Eric Lippert has blogged about this and I suspect I can't do much better than to quote him:
So, yes, the oft-heard criticism that
"extension methods are not
object-oriented" is entirely correct,
but also rather irrelevant. Extension
methods certainly are not
object-oriented. They put the code
that manipulates the data far away
from the code that declares the data,
they cannot break encapsulation and
talk to the private state of the
objects they appear to be methods on,
they do not play well with
inheritance, and so on. They're
procedural programming in a convenient
object-oriented dress.
They're also incredibly convenient and
make LINQ possible, which is why we
added them. The fact that they do not
conform to some philosophical ideal of
what makes an object-oriented language
was not really much of a factor in
that decision.
I would add, however, that they're useful beyond just LINQ - for the same reason that they're useful in LINQ. It's really nice to be able to express algorithms which work on arbitrary implementations of a particular interface (such as IEnumerable<T>
in LINQ to Obhects).

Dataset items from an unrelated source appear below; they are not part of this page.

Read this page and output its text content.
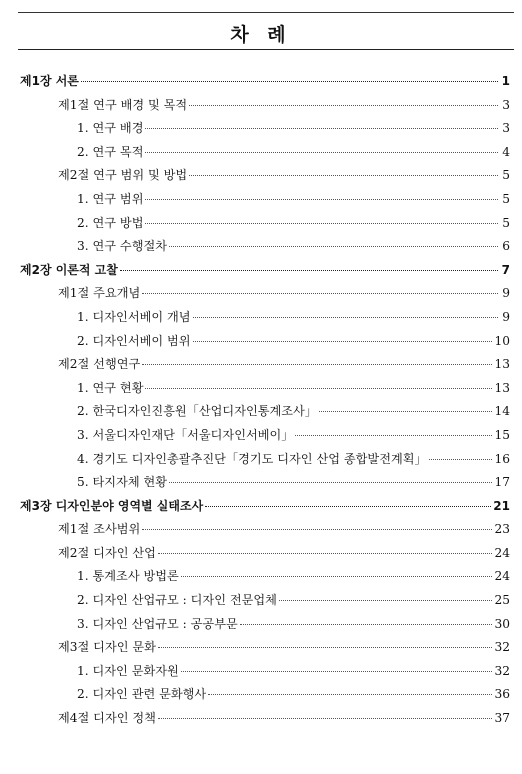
차 례
제1장 서론	1
제1절 연구 배경 및 목적	3
1. 연구 배경	3
2. 연구 목적	4
제2절 연구 범위 및 방법	5
1. 연구 범위	5
2. 연구 방법	5
3. 연구 수행절차	6
제2장 이론적 고찰	7
제1절 주요개념	9
1. 디자인서베이 개념	9
2. 디자인서베이 범위	10
제2절 선행연구	13
1. 연구 현황	13
2. 한국디자인진흥원「산업디자인통계조사」	14
3. 서울디자인재단「서울디자인서베이」	15
4. 경기도 디자인총괄추진단「경기도 디자인 산업 종합발전계획」	16
5. 타지자체 현황	17
제3장 디자인분야 영역별 실태조사	21
제1절 조사범위	23
제2절 디자인 산업	24
1. 통계조사 방법론	24
2. 디자인 산업규모 : 디자인 전문업체	25
3. 디자인 산업규모 : 공공부문	30
제3절 디자인 문화	32
1. 디자인 문화자원	32
2. 디자인 관련 문화행사	36
제4절 디자인 정책	37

Such algorithms typically don't have any context beyond the interfaces you're working on, so they're often naturally static.
If you accept that you've got some static utility method, which syntax would you rather use?
// Traditional
CollectionUtils.Sort(collection);
// Extension methods
collection.Sort();
The latter is simply more readable in my opinion. It concisely expresses what you want to do. It doesn't make it clear how you want to do it, but that's less important for most of the time - and more important when you're debugging that particular line, of course.